Yes, it’s already time to think about Christmas

Illustration by Cara Seccafien
Illustration by Cara Seccafien

Why you should support local craftsmen and artisans

By Jillian McMullen, Staff Writer

 

I work in customer service and the holidays are our busiest time, so I’ve been thinking about how to prepare for the upcoming Christmas season for weeks now.

Although it may seem early for most, now that we are past Halloween, retail stores will be pulling out all their garlands and their fake snow to try to get their unsuspecting shoppers into the holiday spirit. Spirit for them usually just means “please spend your money here” and, while I would hate to reduce the importance of the holidays down to gift exchanging, beginning to think about who and what you are shopping for now might be wise seeing as it does make up a large part of the festivities. Despite the fact those aforementioned “big box” retailers will be the loudest voices this upcoming holiday season, spending your money at local craftsmen and artisans makes the act of gift-giving much more rewarding.

I have many people I would have normally shopped for in previous years—siblings, cousins, aunts, and uncles. But, as I walked in and out of stores this time last year trying to tick off names from my shopping list, I realized I wasn’t buying out of necessity. None of those people I normally gifted things to really needed the things I had been looking for. Did my cousins really need another Lego set? Did my aunt really need another gift card to some random clothing store I only think she might shop at? The answer was a resounding no. Students are normally pretty strapped for cash as it is, so buying countless unnecessary gifts isn’t exactly feasible.

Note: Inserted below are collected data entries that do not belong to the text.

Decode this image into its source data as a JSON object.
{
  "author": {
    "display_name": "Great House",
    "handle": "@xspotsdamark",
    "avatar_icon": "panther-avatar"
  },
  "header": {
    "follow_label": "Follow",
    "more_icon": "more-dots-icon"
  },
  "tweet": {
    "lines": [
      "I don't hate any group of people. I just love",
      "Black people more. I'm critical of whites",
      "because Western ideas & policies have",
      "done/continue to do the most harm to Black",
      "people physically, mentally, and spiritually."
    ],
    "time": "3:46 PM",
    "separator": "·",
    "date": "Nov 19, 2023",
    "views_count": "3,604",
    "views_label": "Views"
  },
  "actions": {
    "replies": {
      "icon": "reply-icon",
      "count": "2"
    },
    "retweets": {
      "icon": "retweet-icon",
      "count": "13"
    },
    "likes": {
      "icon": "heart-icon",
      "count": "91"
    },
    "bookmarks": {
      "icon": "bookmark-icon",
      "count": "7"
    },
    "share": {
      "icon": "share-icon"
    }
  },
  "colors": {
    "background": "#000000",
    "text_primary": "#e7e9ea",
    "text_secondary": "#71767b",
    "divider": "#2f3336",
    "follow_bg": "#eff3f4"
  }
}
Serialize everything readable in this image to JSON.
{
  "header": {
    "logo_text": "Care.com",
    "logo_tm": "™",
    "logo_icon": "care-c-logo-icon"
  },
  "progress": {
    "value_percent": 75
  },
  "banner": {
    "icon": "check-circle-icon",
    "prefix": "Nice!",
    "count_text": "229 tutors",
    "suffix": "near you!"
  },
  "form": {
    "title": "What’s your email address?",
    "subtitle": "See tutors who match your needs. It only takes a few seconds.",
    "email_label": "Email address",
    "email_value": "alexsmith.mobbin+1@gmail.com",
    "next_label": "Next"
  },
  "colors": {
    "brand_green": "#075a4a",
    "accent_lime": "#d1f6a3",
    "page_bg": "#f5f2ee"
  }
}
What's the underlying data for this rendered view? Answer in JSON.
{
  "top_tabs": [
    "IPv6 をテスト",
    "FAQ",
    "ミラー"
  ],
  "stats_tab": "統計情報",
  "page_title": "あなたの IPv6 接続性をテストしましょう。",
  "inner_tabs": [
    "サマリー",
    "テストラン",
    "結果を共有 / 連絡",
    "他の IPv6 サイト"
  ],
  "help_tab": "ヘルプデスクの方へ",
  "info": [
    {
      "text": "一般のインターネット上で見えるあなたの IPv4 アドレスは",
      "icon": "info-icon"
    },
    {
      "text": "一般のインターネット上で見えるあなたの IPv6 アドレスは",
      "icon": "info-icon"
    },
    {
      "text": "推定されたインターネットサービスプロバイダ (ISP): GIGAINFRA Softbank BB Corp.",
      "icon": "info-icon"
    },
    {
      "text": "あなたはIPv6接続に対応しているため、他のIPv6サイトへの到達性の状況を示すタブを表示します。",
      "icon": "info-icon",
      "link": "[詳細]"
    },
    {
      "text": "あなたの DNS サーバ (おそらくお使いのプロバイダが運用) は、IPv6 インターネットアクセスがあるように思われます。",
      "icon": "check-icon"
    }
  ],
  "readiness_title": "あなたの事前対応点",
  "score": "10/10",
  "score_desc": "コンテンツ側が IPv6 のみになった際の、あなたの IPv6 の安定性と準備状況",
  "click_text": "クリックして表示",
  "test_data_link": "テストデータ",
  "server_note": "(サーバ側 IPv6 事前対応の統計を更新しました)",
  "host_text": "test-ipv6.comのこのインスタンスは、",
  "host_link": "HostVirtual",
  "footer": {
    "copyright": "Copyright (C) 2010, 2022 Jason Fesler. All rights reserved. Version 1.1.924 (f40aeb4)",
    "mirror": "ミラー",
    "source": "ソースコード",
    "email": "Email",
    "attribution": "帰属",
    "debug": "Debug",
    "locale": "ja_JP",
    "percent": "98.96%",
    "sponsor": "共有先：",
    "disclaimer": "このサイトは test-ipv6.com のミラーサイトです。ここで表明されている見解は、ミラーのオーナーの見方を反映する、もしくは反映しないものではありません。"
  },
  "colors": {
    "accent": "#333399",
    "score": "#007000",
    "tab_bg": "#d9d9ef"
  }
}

I decided instead to only buy gifts for people I really wanted to, which meant I could spend more on each gift than I would have otherwise. There were several holiday markets open throughout the city every weekend, but I had avoided them knowing my budget wasn’t big enough to get all the gifts on my original lists there. My new shortened list allowed me to likewise commit to only buy gifts that were made locally. For my mother, I got a framed print; For a close friend, I got a necklace, and for my grandmother, I got organic jam. She cried when I gave it to her—she really loves jam.

Although each item cost me more than something similar at a conventional retail store would have, I ended up spending significantly less money than I have in previous years. The money that I did spend didn’t go to some international corporation, but instead went to the actual people making the products. According to a Time report, twice as much money stays in the community when people shop local, which means you spend your money twice as efficiently.

Ultimately, the gifts I got for my loved ones were meaningful not only because they supported my community, but because they were unique for the people I gave them to. My mother isn’t going to walk into someone’s Ikea-furnished home and see the print I got her hanging on their wall, because the artist I got it from doesn’t mass produce their artwork. My girlfriend isn’t going to walk into a Forever21 and see the necklace I got her tangled in the clearance section, because the stone that the craftsperson used is hard to work with on a more commercial level, and requires special handling that people that mass produce wares just can’t afford to invest the time into. My grandmother isn’t going find the same jam at Superstore, because the one I got her was a really obscure combination.

If you’re going to spend your hard-earned money buying a gift, have it mean something more than just a gift.